According to a survey on public book reading last year announced by the Culture, Tourism and Sports Ministry in July, the book reading ratio of public school students was 89.1 percent, far higher than that of adults (72.2 percent). The book reading ratio refers to a citizen reading at least one general book. Public school students read an annual average of 28 books, more than double that of adults (11.9 books).
Notably, elementary school students read 51.6 books a year, more than four times that of adults. Adults cited their busy schedule as the most common reason for not reading books, but experts say the real reason is lack of a book reading habit. As such, elementary school students reading more books than adults seem promising.

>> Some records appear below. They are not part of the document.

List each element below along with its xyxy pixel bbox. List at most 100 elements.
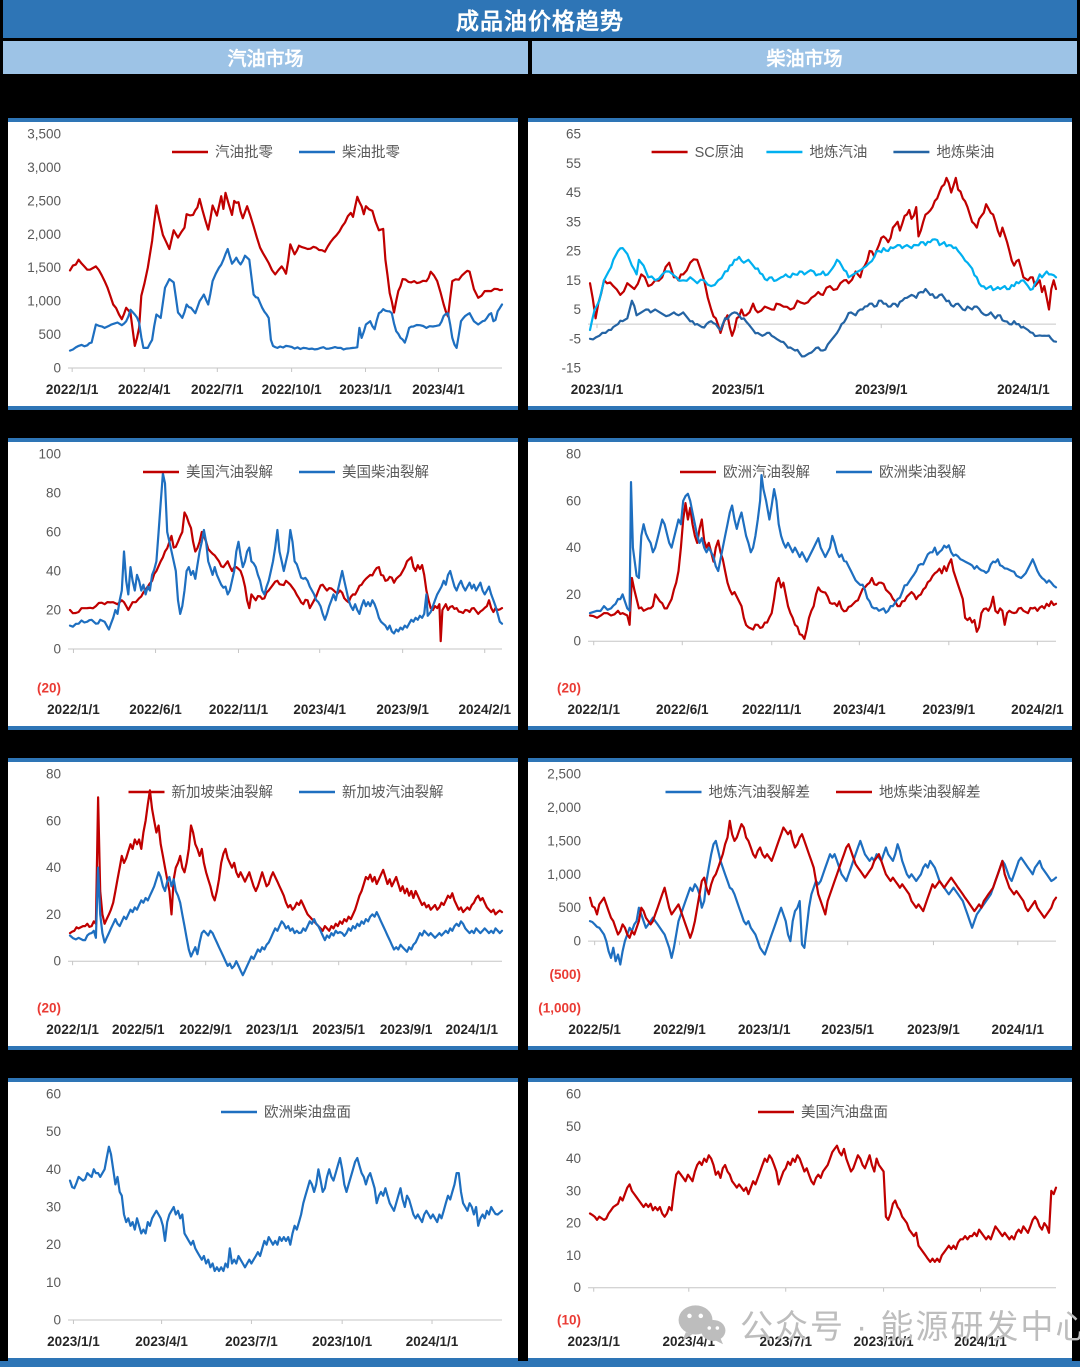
page-title: 成品油价格趋势 (3, 0, 1077, 38)
svg-text:-5: -5 (569, 331, 581, 346)
svg-text:60: 60 (566, 1087, 581, 1102)
svg-text:50: 50 (566, 1119, 581, 1134)
svg-text:2,000: 2,000 (547, 800, 581, 815)
svg-text:1,500: 1,500 (547, 833, 581, 848)
svg-text:2024/1/1: 2024/1/1 (954, 1334, 1007, 1349)
svg-text:0: 0 (573, 934, 581, 949)
svg-text:2023/10/1: 2023/10/1 (312, 1334, 373, 1349)
svg-text:80: 80 (46, 486, 61, 501)
page-title-text: 成品油价格趋势 (456, 8, 624, 34)
svg-text:500: 500 (558, 900, 581, 915)
svg-text:500: 500 (38, 327, 61, 342)
svg-text:2023/1/1: 2023/1/1 (567, 1334, 620, 1349)
svg-text:0: 0 (573, 1280, 581, 1295)
svg-text:0: 0 (53, 954, 61, 969)
svg-text:2022/1/1: 2022/1/1 (567, 702, 620, 717)
svg-text:20: 20 (46, 907, 61, 922)
chart-panel-europe-diesel-futures: 2023/1/1 2023/4/1 2023/7/1 2023/10/1 2024/1/… (8, 1078, 518, 1362)
svg-text:(1,000): (1,000) (538, 1001, 581, 1016)
svg-text:2023/4/1: 2023/4/1 (833, 702, 886, 717)
svg-text:SC原油: SC原油 (695, 144, 744, 161)
svg-text:2022/6/1: 2022/6/1 (129, 702, 182, 717)
svg-text:2023/9/1: 2023/9/1 (380, 1022, 433, 1037)
svg-text:汽油批零: 汽油批零 (215, 144, 273, 161)
svg-text:2024/1/1: 2024/1/1 (445, 1022, 498, 1037)
svg-text:柴油批零: 柴油批零 (342, 144, 400, 161)
svg-text:2022/5/1: 2022/5/1 (112, 1022, 165, 1037)
svg-text:60: 60 (46, 813, 61, 828)
svg-text:2022/7/1: 2022/7/1 (191, 382, 244, 397)
svg-text:20: 20 (46, 1237, 61, 1252)
svg-text:0: 0 (573, 634, 581, 649)
svg-text:2023/10/1: 2023/10/1 (854, 1334, 915, 1349)
svg-text:60: 60 (46, 525, 61, 540)
svg-text:3,500: 3,500 (27, 127, 61, 142)
bottom-divider-bar (0, 1361, 1080, 1367)
svg-text:地炼汽油: 地炼汽油 (809, 144, 867, 161)
svg-text:2023/5/1: 2023/5/1 (821, 1022, 874, 1037)
svg-text:80: 80 (46, 767, 61, 782)
svg-text:(20): (20) (37, 681, 61, 696)
svg-text:欧洲汽油裂解: 欧洲汽油裂解 (723, 464, 810, 481)
svg-text:2023/5/1: 2023/5/1 (712, 382, 765, 397)
svg-text:30: 30 (566, 1183, 581, 1198)
column-headers: 汽油市场 柴油市场 (3, 41, 1077, 74)
svg-text:2023/7/1: 2023/7/1 (759, 1334, 812, 1349)
svg-text:2022/1/1: 2022/1/1 (47, 702, 100, 717)
wechat-icon (678, 1305, 726, 1345)
svg-text:2024/1/1: 2024/1/1 (406, 1334, 459, 1349)
watermark-text: 公众号 · 能源研发中心 (740, 1308, 1080, 1345)
svg-text:2023/4/1: 2023/4/1 (663, 1334, 716, 1349)
svg-text:2022/1/1: 2022/1/1 (46, 1022, 99, 1037)
svg-text:20: 20 (566, 1216, 581, 1231)
svg-text:地炼汽油裂解差: 地炼汽油裂解差 (709, 784, 811, 801)
svg-text:2,000: 2,000 (27, 227, 61, 242)
svg-text:2022/6/1: 2022/6/1 (656, 702, 709, 717)
svg-text:30: 30 (46, 1200, 61, 1215)
svg-text:2022/11/1: 2022/11/1 (209, 702, 269, 717)
svg-text:2023/4/1: 2023/4/1 (412, 382, 465, 397)
svg-text:10: 10 (46, 1275, 61, 1290)
svg-text:2024/2/1: 2024/2/1 (458, 702, 511, 717)
svg-text:2023/1/1: 2023/1/1 (571, 382, 624, 397)
watermark: 公众号 · 能源研发中心 (676, 1300, 1080, 1348)
svg-text:美国汽油裂解: 美国汽油裂解 (186, 464, 273, 481)
chart-panel-europe-crack-spreads: 2022/1/1 2022/6/1 2022/11/1 2023/4/1 2023/9/… (528, 438, 1072, 730)
svg-text:-15: -15 (561, 361, 581, 376)
svg-text:2,500: 2,500 (27, 193, 61, 208)
svg-text:地炼柴油裂解差: 地炼柴油裂解差 (879, 784, 981, 801)
svg-text:2024/1/1: 2024/1/1 (997, 382, 1050, 397)
svg-text:80: 80 (566, 447, 581, 462)
svg-text:0: 0 (53, 361, 61, 376)
chart-panel-refinery-crack-spread-diff: 2022/5/1 2022/9/1 2023/1/1 2023/5/1 2023/9/1… (528, 758, 1072, 1050)
svg-text:25: 25 (566, 244, 581, 259)
svg-text:1,000: 1,000 (27, 294, 61, 309)
svg-text:1,000: 1,000 (547, 867, 581, 882)
svg-text:(500): (500) (549, 967, 581, 982)
svg-text:欧洲柴油裂解: 欧洲柴油裂解 (879, 464, 966, 481)
svg-text:(20): (20) (37, 1001, 61, 1016)
svg-text:2023/4/1: 2023/4/1 (293, 702, 346, 717)
svg-text:35: 35 (566, 214, 581, 229)
svg-text:(20): (20) (557, 681, 581, 696)
svg-text:2024/2/1: 2024/2/1 (1011, 702, 1064, 717)
svg-text:40: 40 (46, 1162, 61, 1177)
svg-text:65: 65 (566, 127, 581, 142)
chart-panel-sc-crude-refinery-margins: 2023/1/1 2023/5/1 2023/9/1 2024/1/1 65 55 45 35… (528, 118, 1072, 410)
svg-text:40: 40 (566, 540, 581, 555)
svg-text:2023/7/1: 2023/7/1 (225, 1334, 278, 1349)
svg-text:2022/11/1: 2022/11/1 (742, 702, 802, 717)
svg-text:2022/10/1: 2022/10/1 (262, 382, 323, 397)
chart-panel-us-crack-spreads: 2022/1/1 2022/6/1 2022/11/1 2023/4/1 2023/9/… (8, 438, 518, 730)
svg-text:20: 20 (566, 587, 581, 602)
svg-text:100: 100 (38, 447, 61, 462)
svg-text:45: 45 (566, 185, 581, 200)
svg-text:0: 0 (53, 1313, 61, 1328)
svg-text:欧洲柴油盘面: 欧洲柴油盘面 (264, 1103, 351, 1121)
svg-text:3,000: 3,000 (27, 160, 61, 175)
svg-text:2022/5/1: 2022/5/1 (568, 1022, 621, 1037)
chart-panel-gasoline-diesel-wholesale-retail: 2022/1/1 2022/4/1 2022/7/1 2022/10/1 2023/1/… (8, 118, 518, 410)
svg-text:2024/1/1: 2024/1/1 (992, 1022, 1045, 1037)
svg-text:地炼柴油: 地炼柴油 (936, 144, 994, 161)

The volume of books read by Korean elementary school students is smaller than that read by their Japanese counterparts, however. Japanese elementary school students read 91 books on average per year as of early 2000. The number of books they borrowed from public libraries also reached as many as 35.9 books as of 2007. The Japanese daily Yomiuri Shimbun reported Friday that such book-reading fever was the result of legislation that required deployment of a librarian teacher per school in 1997, and a morning book reading campaign that made students read books for 10 minutes after arriving at school every morning.

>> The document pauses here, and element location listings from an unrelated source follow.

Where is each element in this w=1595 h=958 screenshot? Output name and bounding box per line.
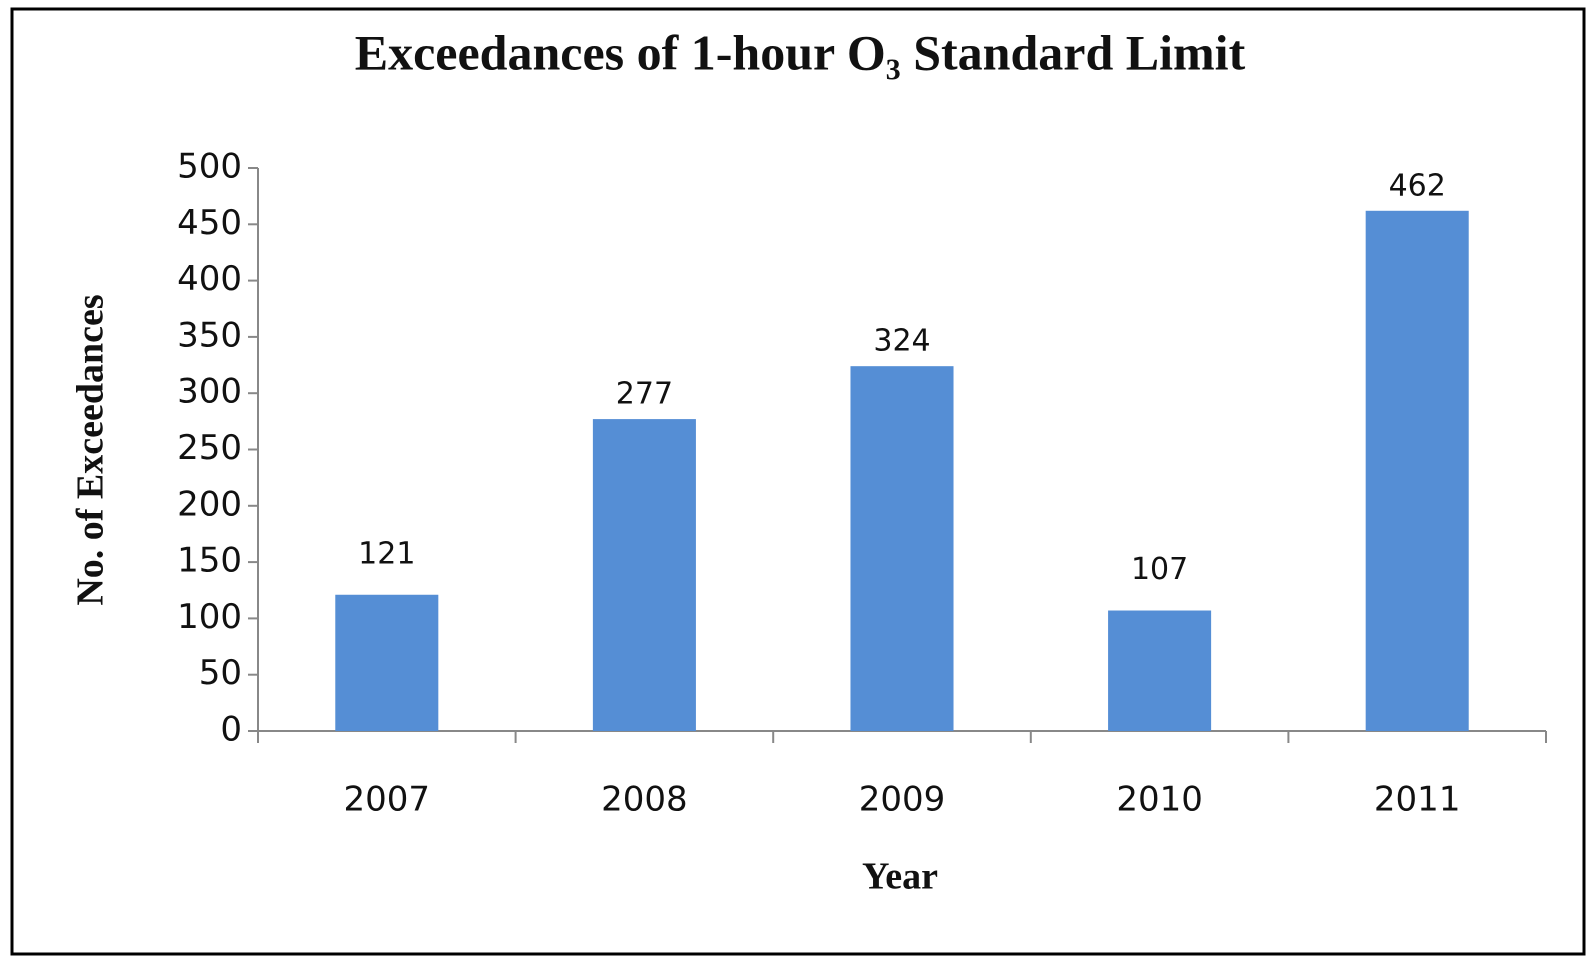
y-tick-label: 0 (220, 710, 242, 750)
y-tick-label: 50 (199, 653, 242, 693)
y-tick-label: 100 (177, 597, 242, 637)
data-label: 277 (616, 377, 673, 412)
y-tick-label: 300 (177, 372, 242, 412)
y-tick-label: 150 (177, 541, 242, 581)
x-tick-label: 2009 (859, 780, 946, 820)
bar (1365, 210, 1469, 732)
x-tick-label: 2010 (1116, 780, 1203, 820)
chart-title: Exceedances of 1-hour O₃ Standard Limit (355, 24, 1246, 80)
y-tick-label: 350 (177, 315, 242, 355)
y-tick-label: 400 (177, 259, 242, 299)
x-tick-label: 2008 (601, 780, 688, 820)
x-axis-label: Year (862, 856, 938, 898)
y-tick-label: 500 (177, 147, 242, 187)
bar (335, 594, 439, 731)
data-label: 462 (1389, 168, 1446, 203)
chart-frame (10, 7, 1586, 956)
bar (850, 366, 954, 731)
x-tick-label: 2007 (344, 780, 431, 820)
bar (1108, 610, 1212, 731)
y-tick-label: 200 (177, 484, 242, 524)
data-label: 324 (873, 324, 930, 359)
data-label: 121 (358, 536, 415, 571)
x-tick-label: 2011 (1374, 780, 1461, 820)
data-label: 107 (1131, 552, 1188, 587)
bar (592, 419, 696, 731)
y-tick-label: 250 (177, 428, 242, 468)
y-tick-label: 450 (177, 203, 242, 243)
y-axis-label: No. of Exceedances (70, 294, 112, 605)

A librarian teacher refers to someone in charge of managing and operating resources and materials at school libraries. Korea also enacted a law to introduce a librarian teacher last year but this came about 10 years later than Japan. Regular librarian teachers with Grade 1 and 2 licenses only totaled 625 nationwide, a figure too small for the 11,220 school libraries across the nation. Many schools appoint regular teachers to double as librarians or recruit parents as honorary librarian teachers. To ensure a systematic book-reading education, it is essential that Korea continue to increase the number of regular librarian teachers with expertise.
The book-reading campaign requiring students to read books in the morning or after school was initially implemented at select schools in Korea. The campaign, however, has been introduced at almost all schools from this year. The Education, Science and Technology Ministry recently began a project to link public libraries in Daegu, Mokpo and Gimhae with school libraries on a trial basis to allow students to more conveniently access public libraries nationwide. It is highly commendable that educational authorities and schools have rolled up their sleeves to promote book reading by students. What is really important, however, is the home environment. All parents must have the mindset that they are librarian teachers, and redouble efforts to educate their children about book-reading.